The nurse had large black eyes that never left Ivanov. “His soldiers came to my neighborhood looking for one of the resistance leaders. When they could not find him, they rounded up all the men from my building and the buildings up and down the street and took them to the soccer stadium. They took old men, young men. It didn’t matter. Seven hundred in all. They took my brother, too. He was ten years old.” She stopped and pointed at Ivanov. “He personally shot every one of them.”
“I’m sorry,” said Howe.
“Will he live?” the nurse inquired in a tone inappropriate for a care-giver.

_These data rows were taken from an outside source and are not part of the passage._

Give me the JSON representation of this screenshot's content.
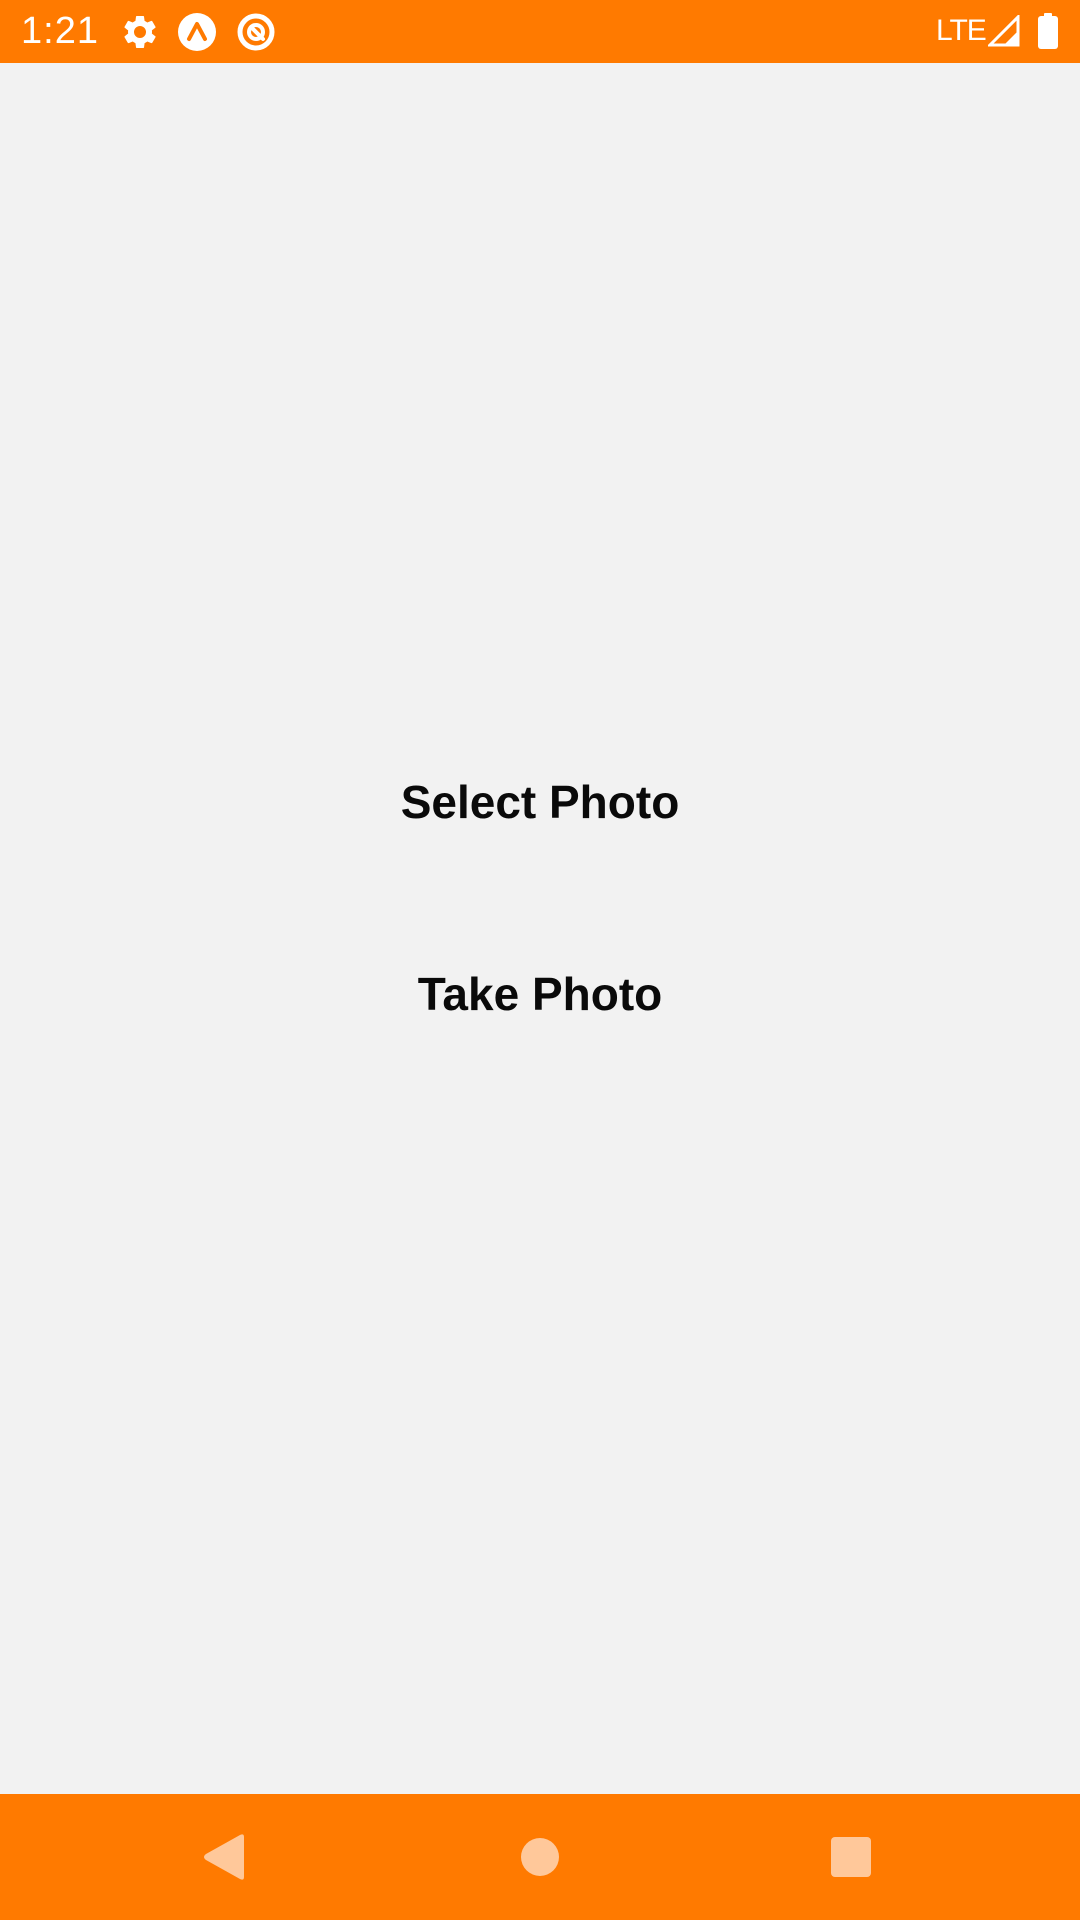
{
  "status_bar": {
    "time": "1:21",
    "network": "LTE",
    "icons": [
      "settings-gear-icon",
      "expo-icon",
      "target-app-icon",
      "signal-icon",
      "battery-icon"
    ]
  },
  "main": {
    "select_photo_label": "Select Photo",
    "take_photo_label": "Take Photo"
  },
  "nav_bar": {
    "icons": [
      "back-icon",
      "home-icon",
      "recents-icon"
    ]
  },
  "colors": {
    "accent": "#ff7a00",
    "background": "#f2f2f2",
    "text": "#0a0a0a",
    "nav_icon": "#ffc89a"
  }
}
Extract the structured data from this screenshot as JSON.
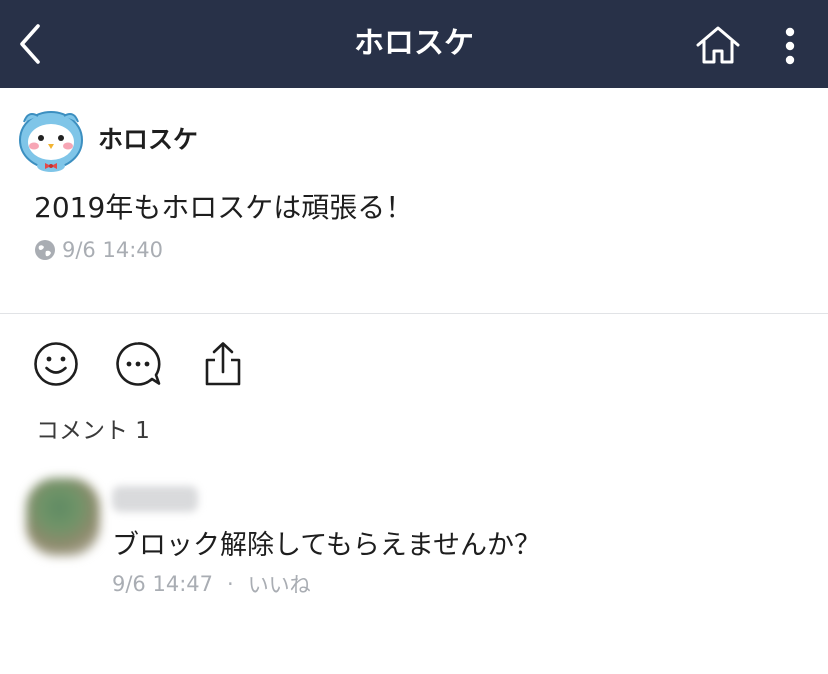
{
  "nav": {
    "title": "ホロスケ",
    "back_icon": "chevron-left-icon",
    "home_icon": "home-icon",
    "more_icon": "more-vertical-icon",
    "background": "#283148"
  },
  "post": {
    "author": "ホロスケ",
    "body": "2019年もホロスケは頑張る！",
    "timestamp": "9/6 14:40",
    "visibility_icon": "globe-icon"
  },
  "actions": {
    "react_icon": "smiley-icon",
    "comment_icon": "comment-bubble-icon",
    "share_icon": "share-icon"
  },
  "comments": {
    "count_label": "コメント 1",
    "items": [
      {
        "text": "ブロック解除してもらえませんか？",
        "timestamp": "9/6 14:47",
        "separator": "·",
        "like_label": "いいね"
      }
    ]
  }
}
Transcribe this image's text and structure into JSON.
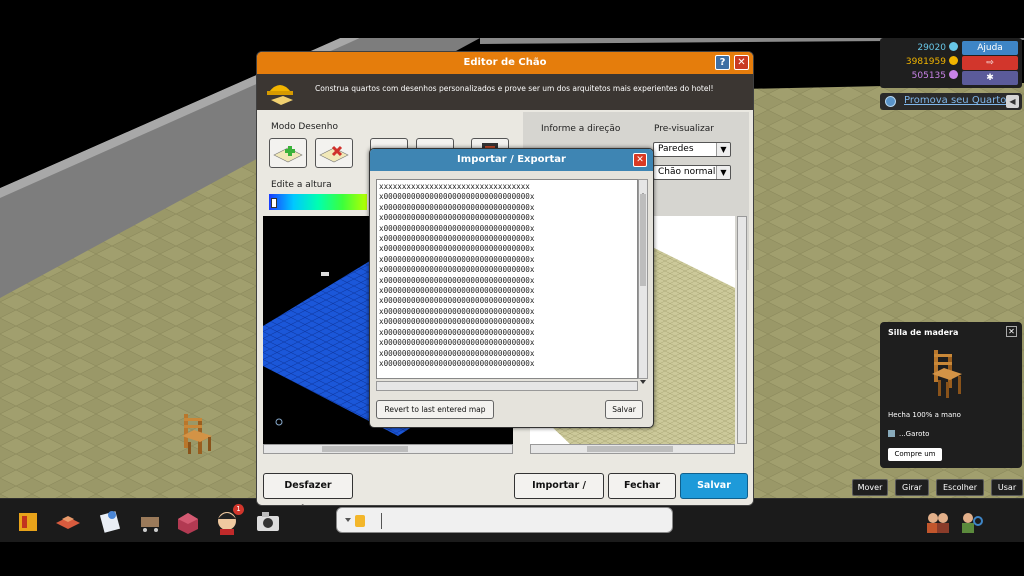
{
  "hud": {
    "diamonds": "29020",
    "credits": "3981959",
    "duckets": "505135",
    "help_label": "Ajuda",
    "colors": {
      "diamonds": "#67c6e6",
      "credits": "#f0b400",
      "duckets": "#c983e8"
    }
  },
  "promote": {
    "label": "Promova seu Quarto"
  },
  "editor": {
    "title": "Editor de Chão",
    "banner_text": "Construa quartos com desenhos personalizados e prove ser um dos arquitetos mais experientes do hotel!",
    "draw_mode_label": "Modo Desenho",
    "edit_height_label": "Edite a altura",
    "direction_label": "Informe a direção",
    "preview_label": "Pre-visualizar",
    "walls_option": "Paredes normais",
    "floor_option": "Chão normal",
    "undo_label": "Desfazer mudanças",
    "import_export_label": "Importar / Exportar",
    "close_label": "Fechar",
    "save_label": "Salvar"
  },
  "dialog": {
    "title": "Importar / Exportar",
    "map_text": "xxxxxxxxxxxxxxxxxxxxxxxxxxxxxxxxx\nx00000000000000000000000000000000x\nx00000000000000000000000000000000x\nx00000000000000000000000000000000x\nx00000000000000000000000000000000x\nx00000000000000000000000000000000x\nx00000000000000000000000000000000x\nx00000000000000000000000000000000x\nx00000000000000000000000000000000x\nx00000000000000000000000000000000x\nx00000000000000000000000000000000x\nx00000000000000000000000000000000x\nx00000000000000000000000000000000x\nx00000000000000000000000000000000x\nx00000000000000000000000000000000x\nx00000000000000000000000000000000x\nx00000000000000000000000000000000x\nx00000000000000000000000000000000x",
    "revert_label": "Revert to last entered map",
    "save_label": "Salvar"
  },
  "furni": {
    "name": "Silla de madera",
    "description": "Hecha 100% a mano",
    "owner": "...Garoto",
    "buy_label": "Compre um"
  },
  "actions": {
    "move": "Mover",
    "rotate": "Girar",
    "pick": "Escolher",
    "use": "Usar"
  },
  "toolbar": {
    "notification_count": "1"
  },
  "colors": {
    "editor_title": "#e57d0c",
    "dialog_title": "#3e85b3",
    "save_button": "#1e9ad9",
    "floor_draw": "#1b57d9",
    "floor_preview": "#ccc99a"
  }
}
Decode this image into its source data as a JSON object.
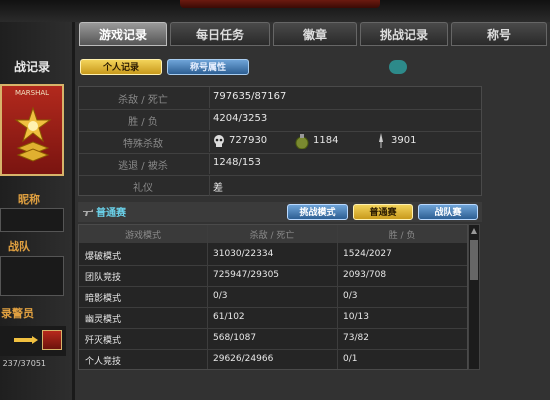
{
  "left": {
    "title": "战记录",
    "rank_name": "MARSHAL",
    "nickname_label": "昵称",
    "team_label": "战队",
    "record_label": "录警员",
    "record_value": "237/37051"
  },
  "tabs": [
    {
      "label": "游戏记录",
      "active": true
    },
    {
      "label": "每日任务",
      "active": false
    },
    {
      "label": "徽章",
      "active": false
    },
    {
      "label": "挑战记录",
      "active": false
    },
    {
      "label": "称号",
      "active": false
    }
  ],
  "subtabs": {
    "personal": "个人记录",
    "title_attr": "称号属性"
  },
  "stats": {
    "kd": {
      "label": "杀敌 / 死亡",
      "value": "797635/87167"
    },
    "wl": {
      "label": "胜 / 负",
      "value": "4204/3253"
    },
    "special": {
      "label": "特殊杀敌",
      "headshot": "727930",
      "grenade": "1184",
      "knife": "3901"
    },
    "escape": {
      "label": "逃退 / 被杀",
      "value": "1248/153"
    },
    "manner": {
      "label": "礼仪",
      "value": "差"
    }
  },
  "modes": {
    "title": "普通赛",
    "btn_challenge": "挑战模式",
    "btn_normal": "普通赛",
    "btn_clan": "战队赛",
    "headers": [
      "游戏模式",
      "杀敌 / 死亡",
      "胜 / 负"
    ],
    "rows": [
      [
        "爆破模式",
        "31030/22334",
        "1524/2027"
      ],
      [
        "团队竞技",
        "725947/29305",
        "2093/708"
      ],
      [
        "暗影模式",
        "0/3",
        "0/3"
      ],
      [
        "幽灵模式",
        "61/102",
        "10/13"
      ],
      [
        "歼灭模式",
        "568/1087",
        "73/82"
      ],
      [
        "个人竞技",
        "29626/24966",
        "0/1"
      ]
    ]
  },
  "colors": {
    "accent_gold": "#f2d35a",
    "accent_blue": "#2d5f93",
    "rank_red": "#b2291d"
  }
}
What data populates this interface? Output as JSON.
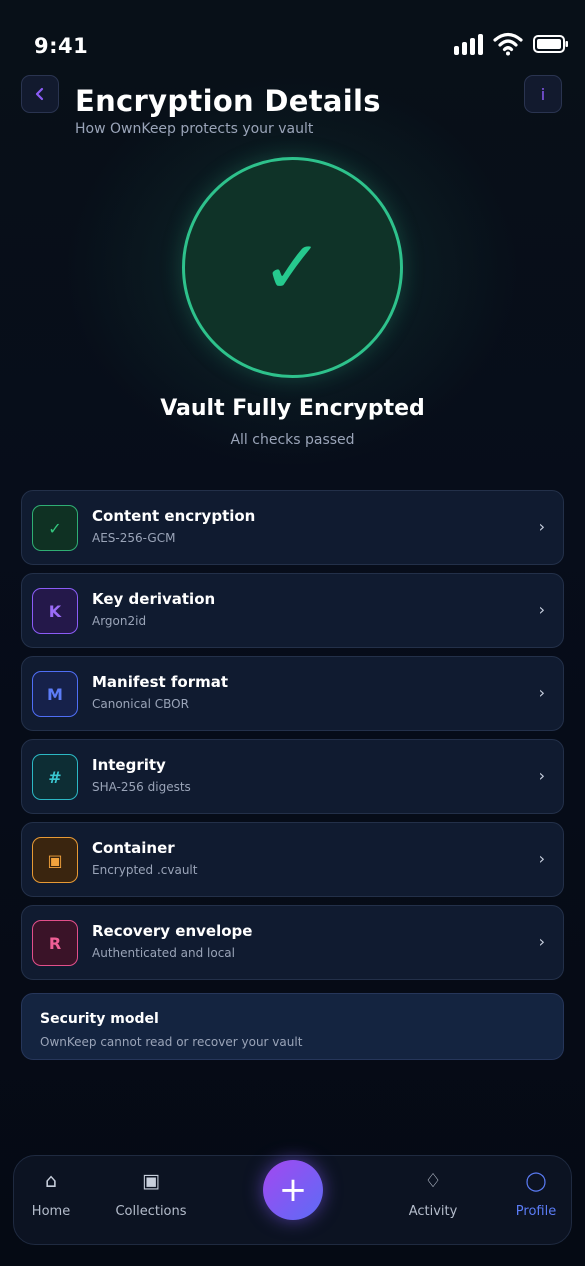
{
  "status_bar": {
    "time": "9:41"
  },
  "header": {
    "back_icon": "chevron-left-icon",
    "info_icon": "info-icon",
    "info_glyph": "i",
    "title": "Encryption Details",
    "subtitle": "How OwnKeep protects your vault"
  },
  "hero": {
    "icon": "checkmark-icon",
    "title": "Vault Fully Encrypted",
    "subtitle": "All checks passed",
    "accent": "#2ec28c"
  },
  "details": [
    {
      "glyph": "✓",
      "icon": "check-icon",
      "color": "green",
      "title": "Content encryption",
      "value": "AES-256-GCM"
    },
    {
      "glyph": "K",
      "icon": "key-letter-icon",
      "color": "purple",
      "title": "Key derivation",
      "value": "Argon2id"
    },
    {
      "glyph": "M",
      "icon": "manifest-letter-icon",
      "color": "blue",
      "title": "Manifest format",
      "value": "Canonical CBOR"
    },
    {
      "glyph": "#",
      "icon": "hash-icon",
      "color": "teal",
      "title": "Integrity",
      "value": "SHA-256 digests"
    },
    {
      "glyph": "▣",
      "icon": "container-icon",
      "color": "orange",
      "title": "Container",
      "value": "Encrypted .cvault"
    },
    {
      "glyph": "R",
      "icon": "recovery-letter-icon",
      "color": "pink",
      "title": "Recovery envelope",
      "value": "Authenticated and local"
    }
  ],
  "security_model": {
    "title": "Security model",
    "text": "OwnKeep cannot read or recover your vault"
  },
  "tabbar": {
    "tabs": [
      {
        "label": "Home",
        "icon": "home-icon",
        "glyph": "⌂"
      },
      {
        "label": "Collections",
        "icon": "collections-icon",
        "glyph": "▣"
      },
      {
        "label": "Activity",
        "icon": "activity-icon",
        "glyph": "♢"
      },
      {
        "label": "Profile",
        "icon": "profile-icon",
        "glyph": "◯",
        "active": true
      }
    ],
    "fab_glyph": "+",
    "active_color": "#5b7cf6"
  }
}
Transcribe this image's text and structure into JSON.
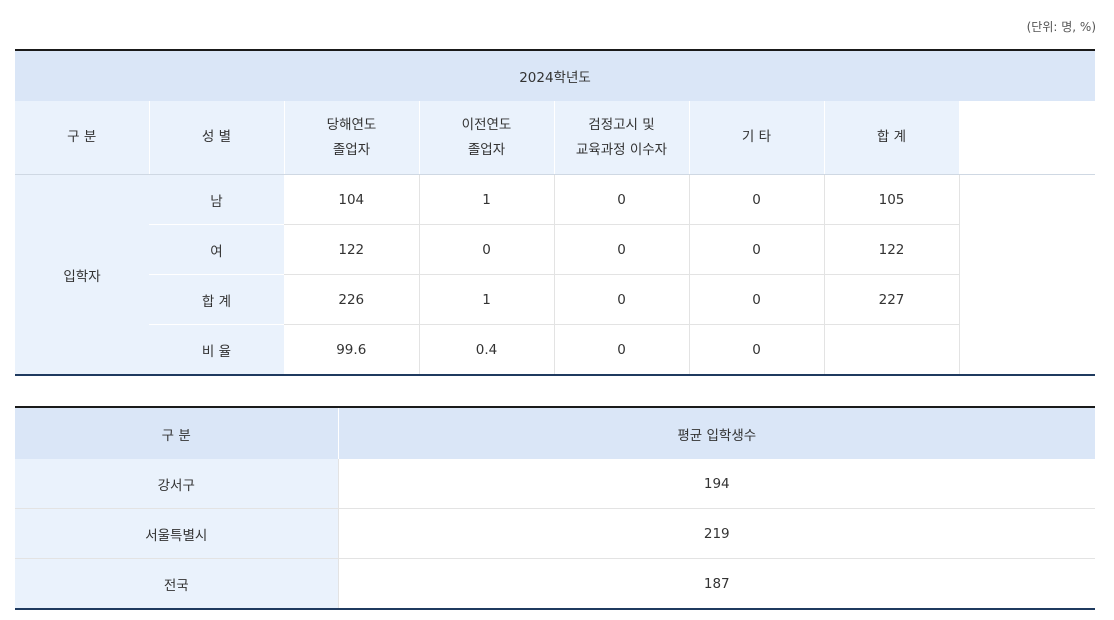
{
  "unit_note": "(단위: 명, %)",
  "table1": {
    "year_header": "2024학년도",
    "headers": [
      "구 분",
      "성 별",
      "당해연도\n졸업자",
      "이전연도\n졸업자",
      "검정고시 및\n교육과정 이수자",
      "기 타",
      "합 계"
    ],
    "group_label": "입학자",
    "rows": [
      {
        "label": "남",
        "values": [
          "104",
          "1",
          "0",
          "0",
          "105"
        ]
      },
      {
        "label": "여",
        "values": [
          "122",
          "0",
          "0",
          "0",
          "122"
        ]
      },
      {
        "label": "합 계",
        "values": [
          "226",
          "1",
          "0",
          "0",
          "227"
        ]
      },
      {
        "label": "비 율",
        "values": [
          "99.6",
          "0.4",
          "0",
          "0",
          ""
        ]
      }
    ]
  },
  "table2": {
    "headers": [
      "구 분",
      "평균 입학생수"
    ],
    "rows": [
      {
        "label": "강서구",
        "value": "194"
      },
      {
        "label": "서울특별시",
        "value": "219"
      },
      {
        "label": "전국",
        "value": "187"
      }
    ]
  }
}
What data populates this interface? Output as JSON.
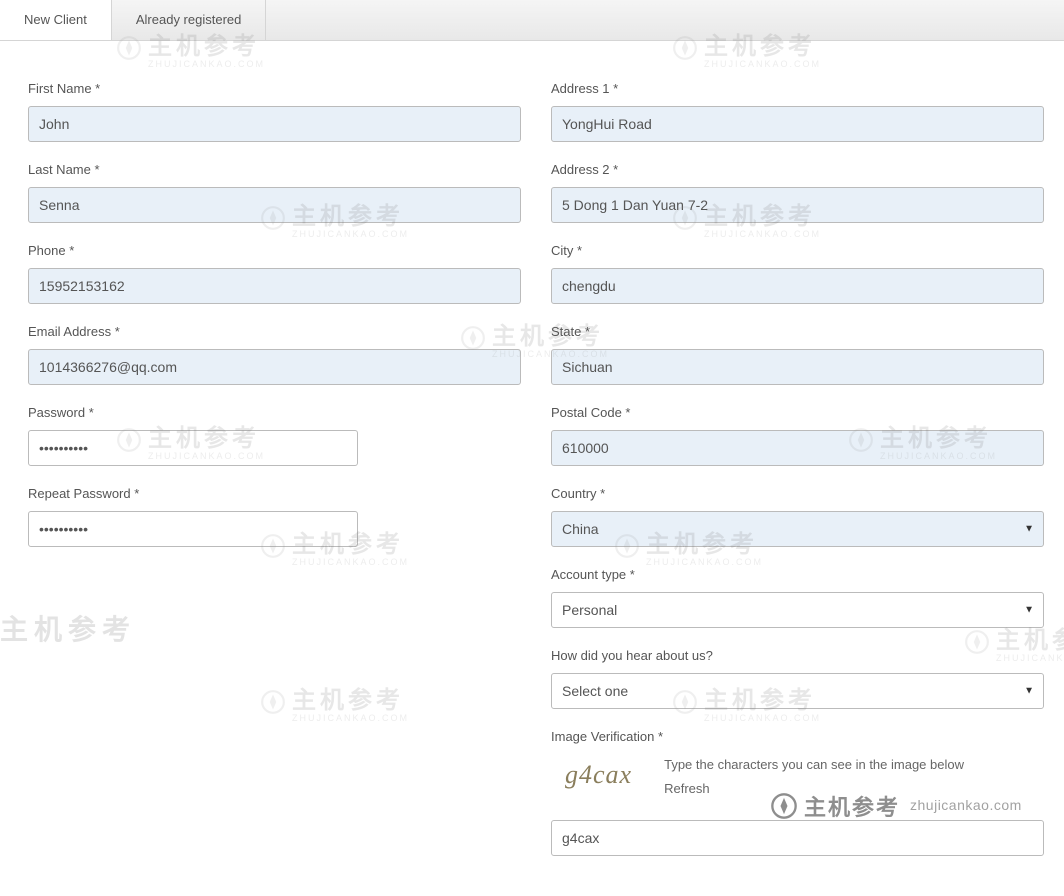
{
  "tabs": {
    "new_client": "New Client",
    "already_registered": "Already registered"
  },
  "left": {
    "first_name_label": "First Name *",
    "first_name_value": "John",
    "last_name_label": "Last Name *",
    "last_name_value": "Senna",
    "phone_label": "Phone *",
    "phone_value": "15952153162",
    "email_label": "Email Address *",
    "email_value": "1014366276@qq.com",
    "password_label": "Password *",
    "password_value": "••••••••••",
    "repeat_password_label": "Repeat Password *",
    "repeat_password_value": "••••••••••"
  },
  "right": {
    "address1_label": "Address 1 *",
    "address1_value": "YongHui Road",
    "address2_label": "Address 2 *",
    "address2_value": "5 Dong 1 Dan Yuan 7-2",
    "city_label": "City *",
    "city_value": "chengdu",
    "state_label": "State *",
    "state_value": "Sichuan",
    "postal_label": "Postal Code *",
    "postal_value": "610000",
    "country_label": "Country *",
    "country_value": "China",
    "account_type_label": "Account type *",
    "account_type_value": "Personal",
    "hear_label": "How did you hear about us?",
    "hear_value": "Select one",
    "verify_label": "Image Verification *",
    "verify_captcha": "g4cax",
    "verify_hint": "Type the characters you can see in the image below",
    "verify_refresh": "Refresh",
    "verify_value": "g4cax"
  },
  "watermark": {
    "main": "主机参考",
    "sub": "ZHUJICANKAO.COM",
    "domain": "zhujicankao.com"
  }
}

“Too soon to tell. Not much damage apart from the cuts and bruises. No broken bones. No internal bleeding. It’s the brain I’m worried about. He got knocked around pretty well inside his car.”
Howe knew a few things about cerebral trauma. A few years back, he’d done a tour in Basra, in southern Iraq. Improvised explosive devices, or IEDs, were the most frequent cause of injury. During his time he’d seen over two hundred cases similar to Ivanov. So soon after the initial trauma, it was impossible to make an accurate prognosis. Some patients regained full control of all their faculties. Others persisted in a vegetative state for weeks or months. Others never woke again at all. Most, though, fell in between, suffering some form of lasting impairment, anything from a faulty short-term memory, to loss of their sense of taste and smell, to more serious neurological disorders.
“His MRI came back negative,” said Howe. “When the swelling goes down, we’ll know more.”
The nurse from Chechnya nodded. It was apparent that the news displeased her.
Howe left the room and walked directly to the aid station, where he made sure that Nurse Anna Bakareva would have nothing further to do with the care of Igor Ivanov, the Black Devil. He did not believe that she would do anything expressly to harm him. She might, however, forget to administer a painkiller or inadvertently dose him with the wrong medicine. It was not a risk he was prepared to take.
Hunched in the backseat of Colonel Charles Graves’s Rover, Jonathan watched as the country lanes of Hereford gave way to two-lane roads and the rolling hillocks yielded to asphalt plains. Finally they gained the M4 motorway and made a beeline for London. A police escort led the way lights flashing, siren muted. Another followed, practically riding their bumper. It was after six, but the fierce sun showed no signs of calming. Inside the car, the air conditioner blasted everyone with a torrent of humid, lukewarm air.